Most Britons want Prime Minister Tony Blair to set a date for the withdrawal of British troops from Iraq, according to a poll for the Guardian newspaper on Tuesday.


Seven out of 10 of those polled by ICM said Blair should set a deadline for a pullout of the 8,500 British soldiers in Iraq. By contrast, an ICM-Guardian poll in May found 45 percent of voters believed British troops should remain in Iraq "for as long as necessary". Blair, who is U.S. President George W. Bush's strongest ally in the Iraq war, said on Sunday that British and U.S. forces would only leave once Iraq is stable.
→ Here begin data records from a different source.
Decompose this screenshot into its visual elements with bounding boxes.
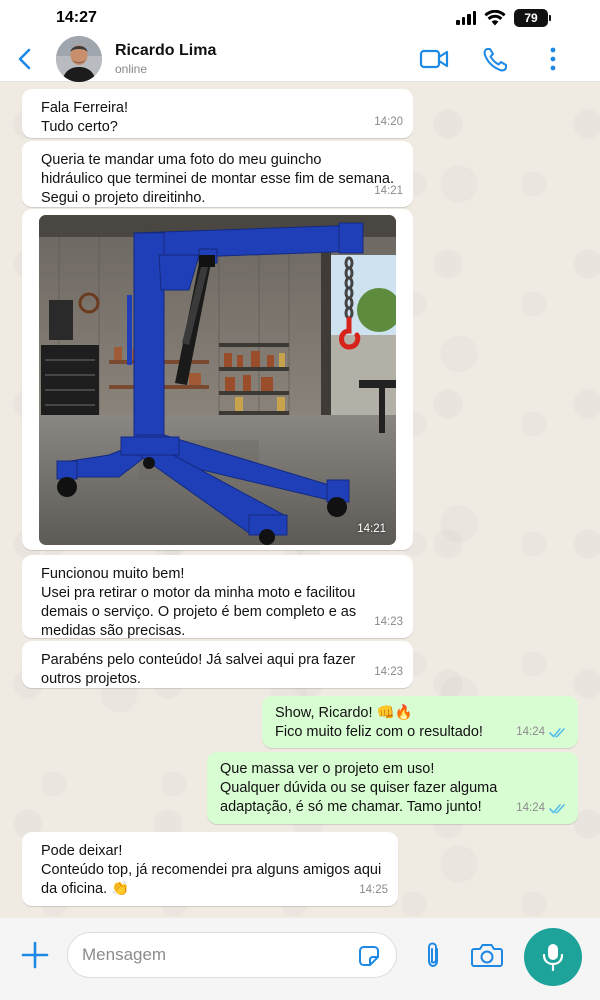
message-incoming[interactable]: Queria te mandar uma foto do meu guincho…: [22, 141, 413, 207]
read-ticks-icon: [549, 728, 565, 738]
contact-status: online: [115, 62, 148, 76]
message-text: Queria te mandar uma foto do meu guincho…: [41, 152, 395, 206]
message-time: 14:21: [357, 523, 386, 535]
sticker-icon[interactable]: [356, 943, 382, 969]
message-outgoing[interactable]: Que massa ver o projeto em uso! Qualquer…: [207, 752, 578, 824]
signal-icon: [456, 11, 476, 25]
message-time: 14:24: [516, 802, 545, 814]
avatar-photo: [56, 36, 102, 82]
read-ticks-icon: [549, 804, 565, 814]
message-text: Pode deixar! Conteúdo top, já recomendei…: [41, 843, 382, 897]
message-time: 14:20: [374, 116, 403, 128]
phone-icon[interactable]: [481, 46, 511, 72]
chat-area[interactable]: Fala Ferreira! Tudo certo? 14:20 Queria …: [0, 82, 600, 918]
message-text: Fala Ferreira! Tudo certo?: [41, 100, 129, 135]
crane-photo[interactable]: 14:21: [39, 215, 396, 545]
chat-header: Ricardo Lima online: [0, 36, 600, 82]
battery-indicator: 79: [514, 9, 551, 27]
message-time: 14:21: [374, 185, 403, 197]
message-incoming[interactable]: Fala Ferreira! Tudo certo? 14:20: [22, 89, 413, 138]
message-time: 14:25: [359, 884, 388, 896]
message-text: Funcionou muito bem! Usei pra retirar o …: [41, 566, 357, 639]
status-time: 14:27: [56, 9, 97, 26]
message-incoming[interactable]: Pode deixar! Conteúdo top, já recomendei…: [22, 832, 398, 906]
message-input-bar: [0, 918, 600, 1000]
message-text: Show, Ricardo! 👊🔥 Fico muito feliz com o…: [275, 705, 483, 740]
crane-image: [39, 215, 396, 545]
wifi-icon: [484, 10, 506, 26]
microphone-button[interactable]: [524, 928, 582, 986]
message-incoming[interactable]: Funcionou muito bem! Usei pra retirar o …: [22, 555, 413, 639]
video-call-icon[interactable]: [419, 46, 449, 72]
message-meta: 14:24: [516, 723, 568, 742]
message-text: Que massa ver o projeto em uso! Qualquer…: [220, 761, 498, 815]
microphone-icon: [542, 944, 564, 972]
message-incoming[interactable]: Parabéns pelo conteúdo! Já salvei aqui p…: [22, 641, 413, 688]
message-field: [67, 932, 397, 978]
message-time: 14:24: [516, 726, 545, 738]
plus-icon[interactable]: [20, 940, 50, 970]
avatar[interactable]: [56, 36, 102, 82]
back-arrow-icon[interactable]: [14, 46, 38, 72]
more-vertical-icon[interactable]: [538, 46, 568, 72]
contact-name[interactable]: Ricardo Lima: [115, 42, 216, 60]
status-icons: 79: [456, 9, 551, 27]
message-outgoing[interactable]: Show, Ricardo! 👊🔥 Fico muito feliz com o…: [262, 696, 578, 748]
message-text: Parabéns pelo conteúdo! Já salvei aqui p…: [41, 652, 356, 687]
message-image[interactable]: 14:21: [22, 209, 413, 550]
message-input[interactable]: [82, 933, 352, 977]
camera-icon[interactable]: [470, 941, 504, 969]
message-meta: 14:24: [516, 799, 568, 818]
paperclip-icon[interactable]: [420, 940, 446, 970]
status-bar: 14:27 79: [0, 0, 600, 36]
message-time: 14:23: [374, 666, 403, 678]
message-time: 14:23: [374, 616, 403, 628]
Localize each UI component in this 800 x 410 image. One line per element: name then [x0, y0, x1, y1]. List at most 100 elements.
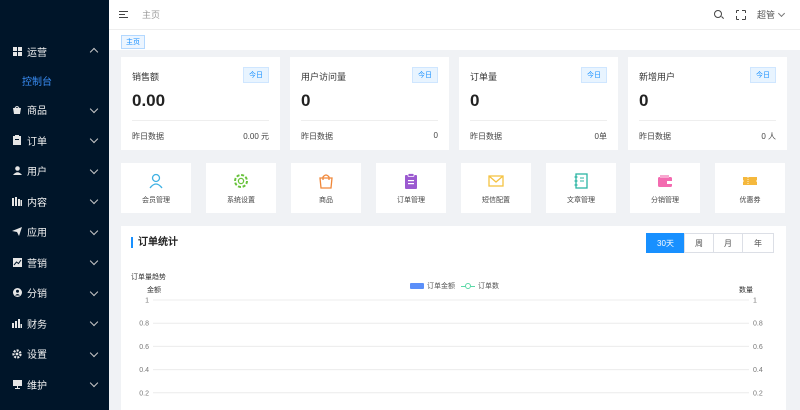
sidebar-item-label: 维护	[27, 380, 47, 392]
stat-foot-label: 昨日数据	[470, 132, 502, 141]
chevron-down-icon	[89, 287, 99, 296]
sidebar-item-goods[interactable]: 商品	[0, 95, 109, 126]
sidebar-item-content[interactable]: 内容	[0, 186, 109, 217]
stat-foot-value: 0.00 元	[243, 132, 269, 141]
stat-badge: 今日	[243, 67, 269, 83]
quick-label: 文章管理	[567, 197, 595, 204]
chevron-down-icon[interactable]	[777, 9, 786, 17]
sidebar-item-distribution[interactable]: 分销	[0, 278, 109, 309]
monitor-icon	[12, 379, 22, 389]
y-tick-right: 0.2	[753, 390, 763, 397]
quick-label: 系统设置	[227, 197, 255, 204]
stat-card-sales: 销售额 今日 0.00 昨日数据 0.00 元	[121, 57, 280, 150]
sidebar-item-label: 营销	[27, 258, 47, 270]
y-tick-left: 0.4	[139, 367, 149, 374]
sidebar-item-label: 用户	[27, 167, 47, 179]
stat-card-orders: 订单量 今日 0 昨日数据 0单	[459, 57, 618, 150]
quick-member-management[interactable]: 会员管理	[121, 163, 191, 213]
divider	[470, 120, 607, 121]
send-icon	[12, 227, 22, 237]
chevron-down-icon	[89, 165, 99, 174]
user-circle-icon	[12, 288, 22, 298]
y-tick-left: 1	[145, 298, 149, 305]
stat-title: 销售额	[132, 72, 160, 82]
y-tick-left: 0.2	[139, 390, 149, 397]
menu-toggle-icon[interactable]	[119, 10, 128, 19]
stat-foot-label: 昨日数据	[301, 132, 333, 141]
wallet-icon	[657, 173, 673, 189]
quick-system-settings[interactable]: 系统设置	[206, 163, 276, 213]
y-tick-right: 1	[753, 298, 757, 305]
stat-title: 用户访问量	[301, 72, 347, 82]
coupon-icon	[742, 173, 758, 189]
book-icon	[12, 196, 22, 206]
stat-value: 0.00	[132, 91, 166, 110]
notebook-icon	[573, 173, 589, 189]
top-header: 主页 超管	[109, 0, 800, 30]
divider	[301, 120, 438, 121]
chevron-up-icon	[89, 47, 99, 57]
bag-icon	[12, 105, 22, 115]
quick-label: 商品	[319, 197, 333, 204]
quick-distribution-management[interactable]: 分销管理	[630, 163, 700, 213]
sidebar-item-operations[interactable]: 运营	[0, 36, 109, 67]
sidebar-item-label: 分销	[27, 289, 47, 301]
sidebar-item-maintenance[interactable]: 维护	[0, 369, 109, 400]
chevron-down-icon	[89, 195, 99, 205]
y-tick-right: 0.8	[753, 321, 763, 328]
sidebar-item-marketing[interactable]: 营销	[0, 247, 109, 278]
breadcrumb[interactable]: 主页	[142, 8, 160, 21]
chevron-down-icon	[89, 226, 99, 235]
y-tick-left: 0.6	[139, 344, 149, 351]
quick-article-management[interactable]: 文章管理	[546, 163, 616, 213]
quick-label: 订单管理	[397, 197, 425, 204]
stat-title: 订单量	[470, 72, 498, 82]
quick-sms-config[interactable]: 短信配置	[461, 163, 531, 213]
stat-badge: 今日	[581, 67, 607, 83]
quick-goods[interactable]: 商品	[291, 163, 361, 213]
shopping-bag-icon	[318, 173, 334, 189]
sidebar-item-users[interactable]: 用户	[0, 156, 109, 187]
tag-home[interactable]: 主页	[121, 35, 145, 49]
chevron-down-icon	[89, 378, 99, 388]
order-icon	[403, 173, 419, 189]
divider	[639, 120, 776, 121]
chevron-down-icon	[89, 104, 99, 113]
clipboard-icon	[12, 135, 22, 146]
quick-label: 优惠券	[739, 197, 761, 204]
order-stats-panel: 订单统计 30天 周 月 年 订单量趋势 金额 数量 订单金额 订单数 1 1 0.…	[121, 226, 786, 410]
chevron-down-icon	[89, 317, 99, 327]
y-tick-right: 0.4	[753, 367, 763, 374]
y-tick-right: 0.6	[753, 344, 763, 351]
user-icon	[12, 166, 22, 176]
sidebar-item-label: 设置	[27, 350, 47, 362]
sidebar-item-label: 订单	[27, 136, 47, 148]
sidebar-item-label: 内容	[27, 197, 47, 209]
sidebar-item-label: 应用	[27, 228, 47, 240]
user-menu[interactable]: 超管	[757, 8, 775, 21]
fullscreen-icon[interactable]	[734, 8, 747, 21]
stat-value: 0	[639, 91, 649, 110]
stat-value: 0	[301, 91, 311, 110]
sidebar-item-finance[interactable]: 财务	[0, 308, 109, 339]
quick-label: 会员管理	[142, 197, 170, 204]
sidebar: 运营 控制台 商品 订单 用户 内容 应用 营销 分销 财务 设置 维护	[0, 0, 109, 410]
stat-foot-value: 0单	[594, 132, 607, 141]
sidebar-item-settings[interactable]: 设置	[0, 339, 109, 370]
search-icon[interactable]	[713, 9, 725, 21]
mail-icon	[488, 173, 504, 189]
sidebar-item-apps[interactable]: 应用	[0, 217, 109, 248]
sidebar-item-label: 运营	[27, 47, 47, 59]
header-actions: 超管	[702, 8, 786, 21]
stat-card-visits: 用户访问量 今日 0 昨日数据 0	[290, 57, 449, 150]
stat-value: 0	[470, 91, 480, 110]
stat-badge: 今日	[750, 67, 776, 83]
quick-coupons[interactable]: 优惠券	[715, 163, 785, 213]
quick-order-management[interactable]: 订单管理	[376, 163, 446, 213]
stat-card-new-users: 新增用户 今日 0 昨日数据 0 人	[628, 57, 787, 150]
quick-label: 短信配置	[482, 197, 510, 204]
y-tick-left: 0.8	[139, 321, 149, 328]
sidebar-subitem-dashboard[interactable]: 控制台	[0, 67, 109, 95]
sidebar-item-orders[interactable]: 订单	[0, 125, 109, 156]
chart-icon	[12, 257, 22, 267]
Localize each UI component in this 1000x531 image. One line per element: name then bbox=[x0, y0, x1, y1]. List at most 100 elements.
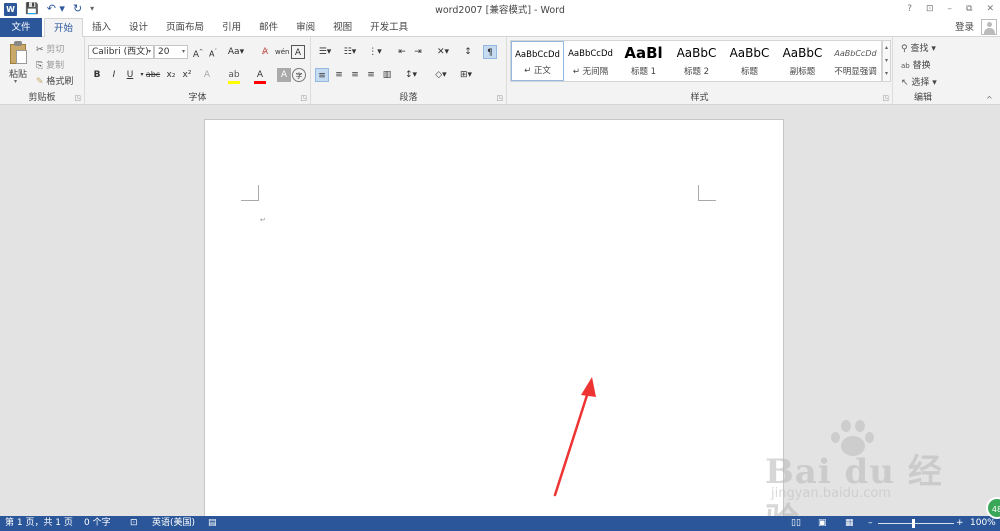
clipboard-group: 粘贴 ▾ ✂ 剪切 ⎘ 复制 ✎ 格式刷 剪贴板 ◳ bbox=[0, 37, 85, 105]
binoculars-icon: ⚲ bbox=[901, 44, 908, 54]
sign-in-link[interactable]: 登录 bbox=[955, 18, 974, 37]
align-left-button[interactable]: ≡ bbox=[315, 68, 329, 82]
tab-layout[interactable]: 页面布局 bbox=[157, 18, 213, 37]
style-title[interactable]: AaBbC 标题 bbox=[723, 41, 776, 81]
zoom-slider-thumb[interactable] bbox=[912, 519, 915, 528]
style-normal[interactable]: AaBbCcDd ↵ 正文 bbox=[511, 41, 564, 81]
font-size-dropdown[interactable]: 20 ▾ bbox=[154, 45, 188, 59]
avatar[interactable] bbox=[981, 19, 997, 35]
phonetic-guide-icon[interactable]: wén bbox=[275, 45, 289, 59]
distributed-button[interactable]: ▥ bbox=[380, 68, 394, 82]
grow-font-button[interactable]: A^ bbox=[191, 45, 205, 60]
clipboard-launcher-icon[interactable]: ◳ bbox=[74, 94, 81, 102]
font-launcher-icon[interactable]: ◳ bbox=[300, 94, 307, 102]
align-right-button[interactable]: ≡ bbox=[348, 68, 362, 82]
paragraph-mark: ↵ bbox=[260, 216, 266, 224]
tab-developer[interactable]: 开发工具 bbox=[361, 18, 417, 37]
replace-button[interactable]: ab 替换 bbox=[901, 58, 931, 72]
increase-indent-icon[interactable]: ⇥ bbox=[411, 45, 425, 59]
justify-button[interactable]: ≡ bbox=[364, 68, 378, 82]
tab-references[interactable]: 引用 bbox=[213, 18, 250, 37]
copy-button[interactable]: ⎘ 复制 bbox=[36, 58, 64, 72]
select-button[interactable]: ↖ 选择 ▾ bbox=[901, 75, 937, 89]
style-heading-2[interactable]: AaBbC 标题 2 bbox=[670, 41, 723, 81]
multilevel-list-icon[interactable]: ⋮▾ bbox=[365, 45, 385, 59]
restore-button[interactable]: ⧉ bbox=[966, 1, 972, 17]
show-marks-icon[interactable]: ¶ bbox=[483, 45, 497, 59]
find-button[interactable]: ⚲ 查找 ▾ bbox=[901, 41, 936, 55]
shading-icon[interactable]: ◇▾ bbox=[431, 68, 451, 82]
numbering-icon[interactable]: ☷▾ bbox=[340, 45, 360, 59]
sort-icon[interactable]: ↕ bbox=[461, 45, 475, 59]
tab-view[interactable]: 视图 bbox=[324, 18, 361, 37]
highlight-color-swatch bbox=[228, 81, 240, 84]
minimize-button[interactable]: – bbox=[948, 1, 953, 17]
bold-button[interactable]: B bbox=[90, 68, 104, 82]
zoom-slider[interactable] bbox=[878, 523, 954, 524]
highlight-icon[interactable]: ab bbox=[227, 68, 241, 82]
asian-layout-icon[interactable]: ✕▾ bbox=[433, 45, 453, 59]
page-count[interactable]: 第 1 页，共 1 页 bbox=[5, 516, 73, 531]
enclose-characters-icon[interactable]: 字 bbox=[292, 68, 306, 82]
decrease-indent-icon[interactable]: ⇤ bbox=[395, 45, 409, 59]
styles-label: 样式 bbox=[690, 93, 709, 103]
zoom-out-button[interactable]: – bbox=[868, 516, 873, 531]
replace-icon: ab bbox=[901, 62, 910, 70]
line-spacing-icon[interactable]: ↕▾ bbox=[401, 68, 421, 82]
italic-button[interactable]: I bbox=[107, 68, 121, 82]
font-label: 字体 bbox=[188, 93, 207, 103]
paragraph-launcher-icon[interactable]: ◳ bbox=[496, 94, 503, 102]
tab-review[interactable]: 审阅 bbox=[287, 18, 324, 37]
editing-label: 编辑 bbox=[913, 93, 932, 103]
styles-gallery: AaBbCcDd ↵ 正文 AaBbCcDd ↵ 无间隔 AaBl 标题 1 A… bbox=[510, 40, 882, 82]
tab-insert[interactable]: 插入 bbox=[83, 18, 120, 37]
tab-mailings[interactable]: 邮件 bbox=[250, 18, 287, 37]
font-name-dropdown[interactable]: Calibri (西文) ▾ bbox=[88, 45, 154, 59]
print-layout-icon[interactable]: ▣ bbox=[818, 516, 827, 531]
tab-file[interactable]: 文件 bbox=[0, 18, 42, 37]
font-color-icon[interactable]: A bbox=[253, 68, 267, 82]
copy-icon: ⎘ bbox=[36, 61, 44, 71]
style-subtitle[interactable]: AaBbC 副标题 bbox=[776, 41, 829, 81]
styles-gallery-scroll[interactable]: ▴ ▾ ▾ bbox=[882, 40, 891, 82]
read-mode-icon[interactable]: ▯▯ bbox=[791, 516, 801, 531]
close-button[interactable]: ✕ bbox=[986, 1, 994, 17]
shrink-font-button[interactable]: Aˇ bbox=[206, 45, 220, 59]
help-button[interactable]: ? bbox=[907, 1, 912, 17]
clear-formatting-icon[interactable]: A̷ bbox=[258, 45, 272, 59]
paste-dropdown-icon[interactable]: ▾ bbox=[14, 78, 17, 85]
window-controls: ? ⊡ – ⧉ ✕ bbox=[907, 1, 994, 17]
strikethrough-button[interactable]: abc bbox=[145, 68, 161, 82]
macro-recording-icon[interactable]: ▤ bbox=[208, 516, 217, 531]
character-shading-icon[interactable]: A bbox=[277, 68, 291, 82]
bullets-icon[interactable]: ☰▾ bbox=[315, 45, 335, 59]
paste-button[interactable]: 粘贴 bbox=[9, 67, 27, 80]
ribbon-tabs: 文件 开始 插入 设计 页面布局 引用 邮件 审阅 视图 开发工具 登录 bbox=[0, 18, 1000, 38]
document-page[interactable]: ↵ bbox=[204, 119, 784, 519]
format-painter-button[interactable]: ✎ 格式刷 bbox=[36, 74, 73, 88]
zoom-level[interactable]: 100% bbox=[970, 516, 996, 531]
borders-icon[interactable]: ⊞▾ bbox=[456, 68, 476, 82]
style-no-spacing[interactable]: AaBbCcDd ↵ 无间隔 bbox=[564, 41, 617, 81]
language-indicator[interactable]: 英语(美国) bbox=[152, 516, 195, 531]
tab-design[interactable]: 设计 bbox=[120, 18, 157, 37]
web-layout-icon[interactable]: ▦ bbox=[845, 516, 854, 531]
cut-button[interactable]: ✂ 剪切 bbox=[36, 42, 64, 56]
paste-icon[interactable] bbox=[8, 41, 28, 65]
text-effects-icon[interactable]: A bbox=[200, 68, 214, 82]
character-border-icon[interactable]: A bbox=[291, 45, 305, 59]
align-center-button[interactable]: ≡ bbox=[332, 68, 346, 82]
proofing-icon[interactable]: ⊡ bbox=[130, 516, 138, 531]
change-case-button[interactable]: Aa▾ bbox=[225, 45, 247, 59]
collapse-ribbon-icon[interactable]: ^ bbox=[986, 95, 993, 104]
zoom-in-button[interactable]: + bbox=[956, 516, 964, 531]
style-subtle-emphasis[interactable]: AaBbCcDd 不明显强调 bbox=[829, 41, 882, 81]
style-heading-1[interactable]: AaBl 标题 1 bbox=[617, 41, 670, 81]
tab-home[interactable]: 开始 bbox=[44, 18, 84, 38]
superscript-button[interactable]: x² bbox=[180, 68, 194, 82]
subscript-button[interactable]: x₂ bbox=[164, 68, 178, 82]
word-count[interactable]: 0 个字 bbox=[84, 516, 111, 531]
scissors-icon: ✂ bbox=[36, 45, 44, 55]
styles-launcher-icon[interactable]: ◳ bbox=[882, 94, 889, 102]
ribbon-display-button[interactable]: ⊡ bbox=[926, 1, 934, 17]
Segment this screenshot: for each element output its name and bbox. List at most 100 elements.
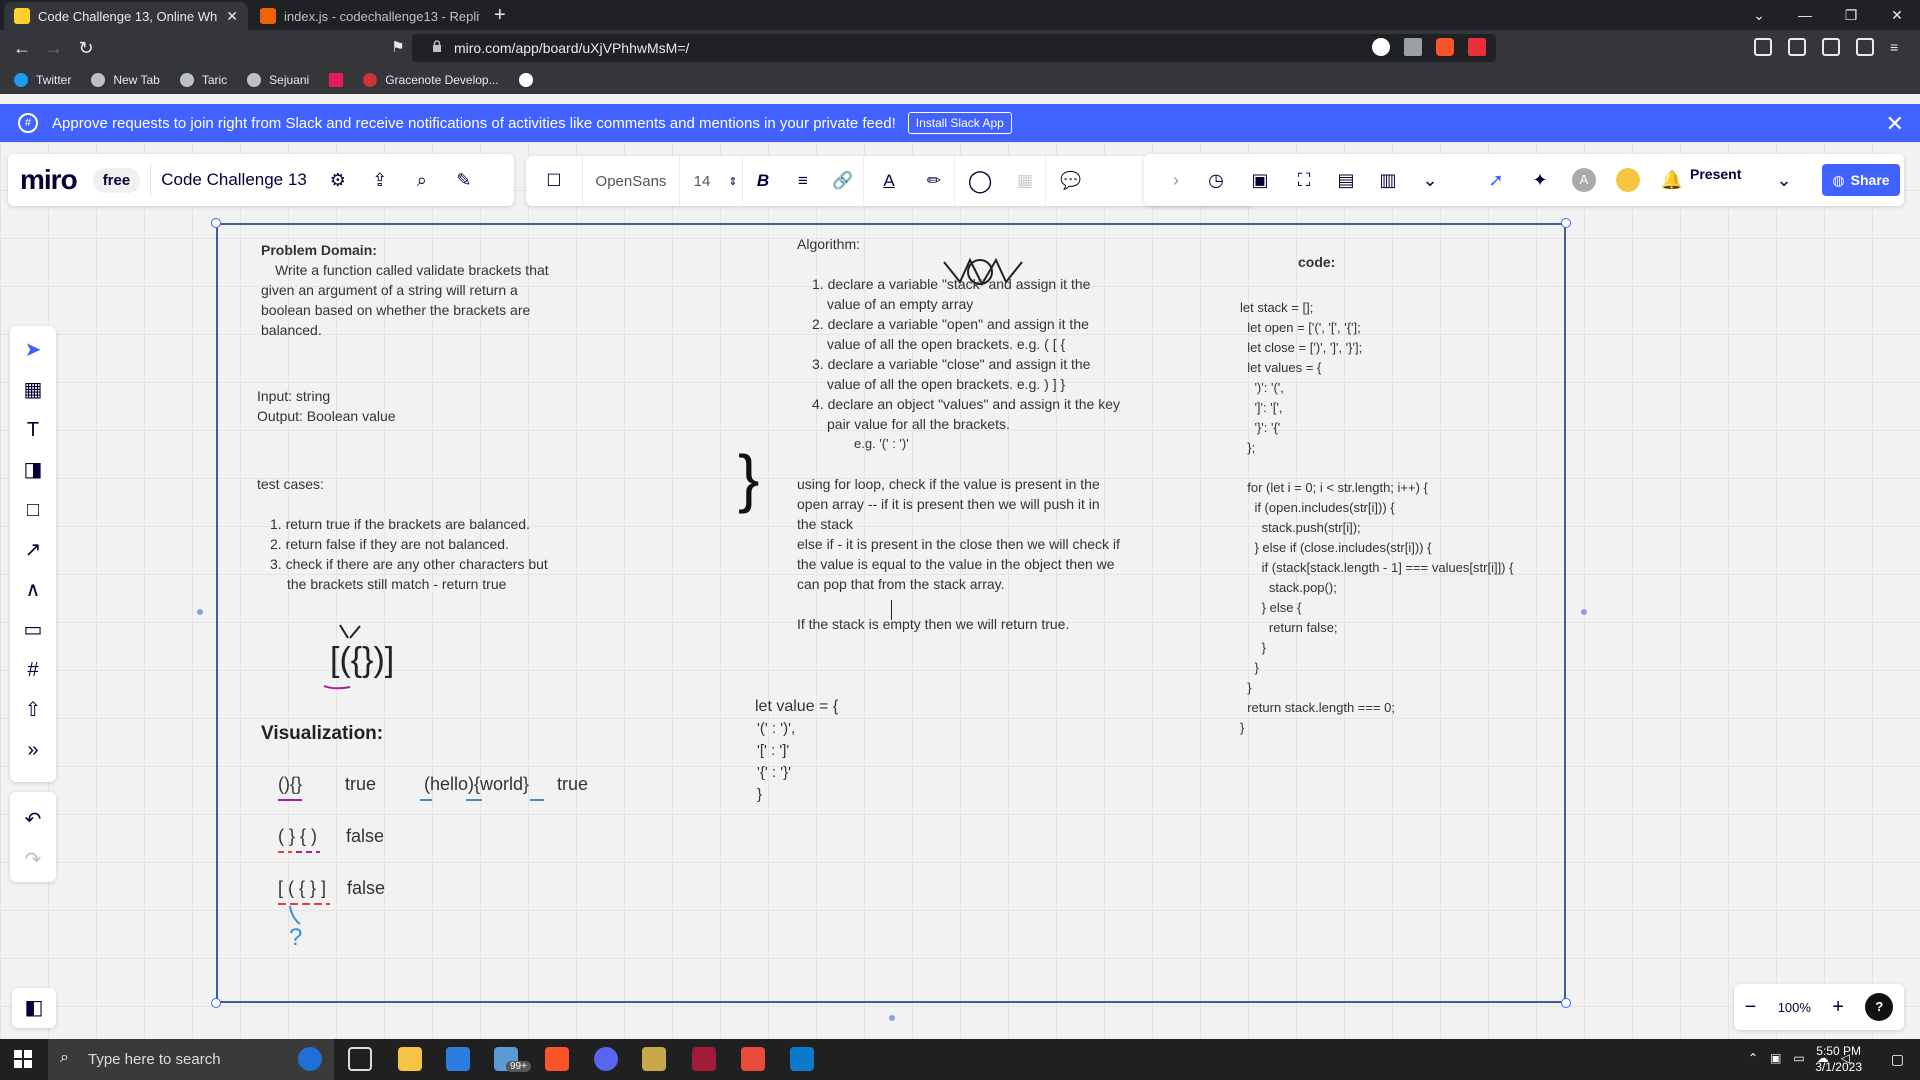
store-icon[interactable] — [446, 1047, 470, 1071]
close-window-icon[interactable]: ✕ — [1874, 7, 1920, 24]
zoom-out-icon[interactable]: − — [1745, 996, 1757, 1019]
border-icon[interactable]: ◯ — [955, 156, 1005, 206]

More than 300 Iraqis have been killed in a surge of violence in the last 10 days. The unrest has cast doubt on whether elections planned for January can go ahead, and a series of kidnappings of foreigners has put pressure on the countries operating in Iraq.

American hostage Eugene Armstrong was beheaded and a video of his killing was posted on the internet on Monday. A militant groups led by Al Qaeda ally Abu Musab al-Zarqawi has also threatened to kill Armstrong's fellow hostages-American Jack Hensley and Briton Kenneth Bigley. Their captors have called on the U.S. authorities to free women prisoners in Iraqi jails.

Bigley's son Craig appealed to the British premier on Monday to meet the kidnappers' demands. "I ask Tony Blair personally to consider the amount of bloodshed already suffered," he told BBC News 24 television. "Please meet the demands and release my father." Blair told a news conference on Monday that Britain's response "has got to be to stand firm".

ICM interviewed 1,005 adults aged 18 and over between Sept. 17 and 19 for the Guardian poll.